German opposition leader visits Kyiv, Scholz refuses to go – Germany’s conservative opposition leader has traveled to Kyiv for meetings with Ukrainian officials including President Volodymyr Zelenskyy.

German Of The Day: Bremser

That means brakeman or somebody who drags his feet and won’t get with the plan.

Germany, a world-class Bremser, has now dropped its opposition to an EU ban on Russian oil because, well, 1) they want to improve their image of being a Bremser and 2) they know that this ban won’t happen anyway because Hungary and Slovakia, being even more dependent upon Russian oil than Germany is (which is saying a lot), are being even bigger Bremser than the German Bremser is and for the ban to take place, all 27 EU countries must agree to it.

Two senior ministers in Chancellor Olaf Scholz’s government on Monday said Germany would be ready to back an immediate European Union ban on Russian oil imports, and that Europe’s biggest economy could weather shortages and price hikes.

German Of The Day: Knast

That means prison.

The imprisonment in London of the tennis legend Boris Becker for bankruptcy offences has triggered an outpouring of shock and disappointment in his native Germany, where he was once hailed as a national hero.

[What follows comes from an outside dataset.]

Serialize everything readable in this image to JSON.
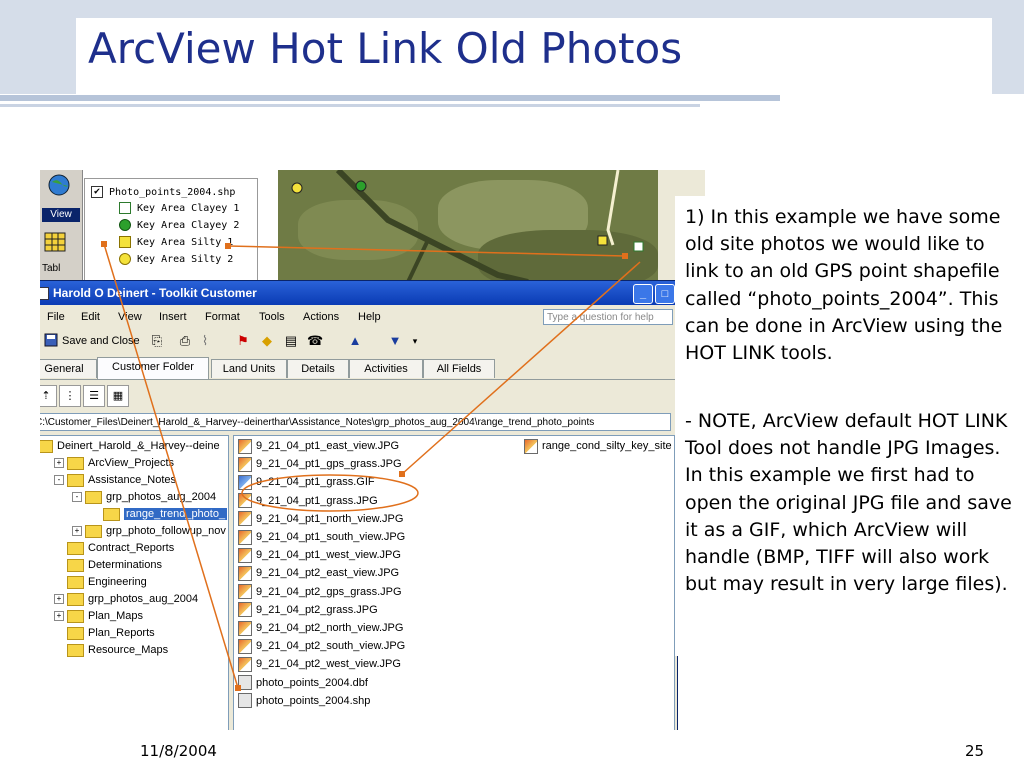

One former fan spoke for many when he said: “He made mistakes for which he’s rightly being punished. But maybe he’ll get up again one day, just like Becker, the tennis player, so often did.”

German Of The Day: Hörig

That means to be obedient, servile, to be in bondage or a slave, etc.

You know, as in “Germany is in bondage to Putin?”

For weeks, Olaf Scholz (63, SPD) has been hesitant to supply Ukraine with heavy weapons. In an interview on Friday, he spoke about his reasons: Concern about World War III and a nuclear conflict.

This has met with sharp criticism not only in Germany, but also in Europe. And in the U.S., too, people are reacting with displeasure to the chancellor’s lurching course. “What must happen for Germany to finally stand up to Russia?” the Los Angeles Times now asks in a commentary.

German Of The Day: Unverbesserlich

That means incorrigible, unreformable, incurable, dyed-in-the-wool.

Take Gazprom Gerd, for instance. Please. The Germans have pretended to be upset by his post-chancellorship antics but have secretely admired him all along, handling him with kid gloves (anyone who stands up to evil US-Amerika is a hero here). Now, with this little Ukraine thing going on, the bill finally has to be paid and everyone’s upset and wondering how they got here. Will there be consequeces for him? Of course not. Gazprom Gerd is Gazprom Gerd, after all.

The former chancellor who became Putin’s man in Germany – On the evening of Dec. 9, 2005, 17 days after Gerhard Schröder left office as chancellor of Germany, he got a call on his cellphone. It was his friend President Vladimir Putin of Russia.

Putin was pressing Schröder to accept an offer to lead the shareholder committee of Nord Stream, a Russian-controlled company in charge of building the first undersea gas pipeline directly connecting Russia and Germany.

“Are you afraid to work for us?” Putin had joked. Schröder might well have been, given the appearance of possible impropriety; the pipeline he was now being asked to head had been agreed to in the final weeks of his chancellorship, with his strong support.

He took the job anyway.

Seventeen years later, the former chancellor, who recounted the events himself in a pair of rare interviews, remains as defiant as ever.